The Central Bank submits to the National Assembly the draft of the main directions of the state monetary policy for the next fiscal year until October 1 of the current year. This draft is also sent to the President of Azerbaijan and the Government of the Republic of Azerbaijan. Projects of targeted programs financed by the state budget at the National Assembly are reviewed and adopted simultaneously with the draft law on state budget. The President of Azerbaijan submits to the National Assembly the draft law on making amendments and additions to the law on the state budget.

== Local Budgets ==
Local budgets are the budget of municipalities (administrative districts, cities, settlements, villages). It is a serious financial document reflecting the real goals and objectives of the municipality. Formation, approval, and execution of local budgets are carried out by local self-governance bodies.
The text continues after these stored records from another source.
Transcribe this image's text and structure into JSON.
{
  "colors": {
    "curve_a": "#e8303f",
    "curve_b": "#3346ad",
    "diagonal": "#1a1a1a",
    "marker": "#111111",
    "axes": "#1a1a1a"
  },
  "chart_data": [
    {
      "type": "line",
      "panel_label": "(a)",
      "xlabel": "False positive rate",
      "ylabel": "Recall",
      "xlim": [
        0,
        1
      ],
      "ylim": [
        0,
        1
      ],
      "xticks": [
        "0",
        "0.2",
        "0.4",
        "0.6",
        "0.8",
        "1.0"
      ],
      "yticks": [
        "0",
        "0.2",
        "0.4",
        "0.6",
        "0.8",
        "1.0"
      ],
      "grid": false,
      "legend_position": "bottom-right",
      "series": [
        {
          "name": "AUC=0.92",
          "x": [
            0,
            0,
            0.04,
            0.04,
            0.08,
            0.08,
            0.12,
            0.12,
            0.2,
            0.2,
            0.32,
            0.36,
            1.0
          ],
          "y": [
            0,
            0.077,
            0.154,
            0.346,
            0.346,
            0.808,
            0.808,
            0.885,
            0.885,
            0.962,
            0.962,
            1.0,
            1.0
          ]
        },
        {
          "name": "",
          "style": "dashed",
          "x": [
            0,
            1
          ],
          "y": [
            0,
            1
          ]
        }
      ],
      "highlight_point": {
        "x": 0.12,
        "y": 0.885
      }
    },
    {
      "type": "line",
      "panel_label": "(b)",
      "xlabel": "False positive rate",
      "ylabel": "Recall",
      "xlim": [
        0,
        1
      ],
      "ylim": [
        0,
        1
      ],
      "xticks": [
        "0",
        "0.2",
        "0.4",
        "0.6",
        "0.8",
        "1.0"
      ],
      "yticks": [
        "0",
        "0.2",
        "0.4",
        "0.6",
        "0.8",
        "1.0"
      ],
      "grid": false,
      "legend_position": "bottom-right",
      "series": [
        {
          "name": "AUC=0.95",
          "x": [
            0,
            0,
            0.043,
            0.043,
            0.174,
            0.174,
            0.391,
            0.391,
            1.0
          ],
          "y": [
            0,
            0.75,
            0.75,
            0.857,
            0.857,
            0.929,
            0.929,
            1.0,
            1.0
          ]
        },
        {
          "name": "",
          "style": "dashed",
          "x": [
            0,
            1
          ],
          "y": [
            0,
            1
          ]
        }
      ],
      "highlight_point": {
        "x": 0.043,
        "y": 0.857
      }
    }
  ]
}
Municipalities provided with subsidies from the state budget should submit the local draft budget to the relevant executive authority (Ministry of Finance of the Republic of Azerbaijan) until 1 May, together with the relevant documents and information.

== Use of budget ==
The following budget of expenditures and sources are financed by the state budget of the Republic of Azerbaijan:

- Ensuring the activities of the National Assembly of the President of the Republic of Azerbaijan, the Chamber of Accounts, the Central Election Commission and the Central Executive Authorities;
- The Judicial Power and Prosecutor's Office
- Implementation of international activities which are important for state
- Ensuring national defense, national security of the state, the functioning of the military complex
- Repayment of the state debt of the Republic of Azerbaijan
- Holding elections and referendums;
- Implementation of the state investment program;
- State support of industrial areas;
- Conducting Scientific Research;
- Environmental Protection;
- Elimination of consequences of emergency situations;
- Development of market infrastructure;
- Organization of mass media;
- Financial assistance to local budgets;
- Other expenditures within the competence of state and municipal bodies, etc.

== List of budgets ==
The following table shows the state budget of the Republic by the years.

Budget of Republic
| Years | Revenue | Expenditure | Surplus/Deficit | Sources |
|---|---|---|---|---|
| 2011 | 12 061 000,0 | 12 748 000,0 | -687 000,0 |  |
| 2012 | 16 438 000,0 | 17 072 000,0 | -634 000,0 |  |
| 2013 | 19 159 000,0 | 19 850 000,0 | -691 000,0 |  |
| 2014 | 18 384 000,0 | 20 063 000,0 | -1 679 000,0 |  |
| 2015 | 19 438 000,0 | 21 100 000,0 | -1 662 000,0 |  |
| 2016 | 16 822 000.0 | 18 495 000,0 | -1 673 000,0 |  |
| 2017 | 16 255 000,0 | 16 900 000,0 | -645 000,0 |  |
| 2018 | 20 127 000,0 | 21 047 000,0 | -920 000,0 |  |
| 2019 | 23 168 000.0 | 25 190 000.0 | -2 022 000,0 |  |

== Nakhchivan Autonomous Republic ==
The budget system of the Nakhchivan Autonomous Republic is determined by the Constitutions of the Azerbaijan Republic and the Nakhchivan Autonomous Republic, the law on the budget system, as well as other legislative acts.

The Cabinet of Ministers of the Nakhchivan Autonomous Republic draws up the budget of the autonomous republic and submits it for approval to the Supreme Assembly of Nakhchivan. The budget is also executed by the Cabinet of Ministers of the Nakhchivan Autonomous Republic.

The budget is formed at the expense of taxes and duties, which are determined by the Tax Code of Azerbaijan and other payments. Budget funds are used to implement social and economic programs, finance activities for the development of the region and improve the welfare of the population.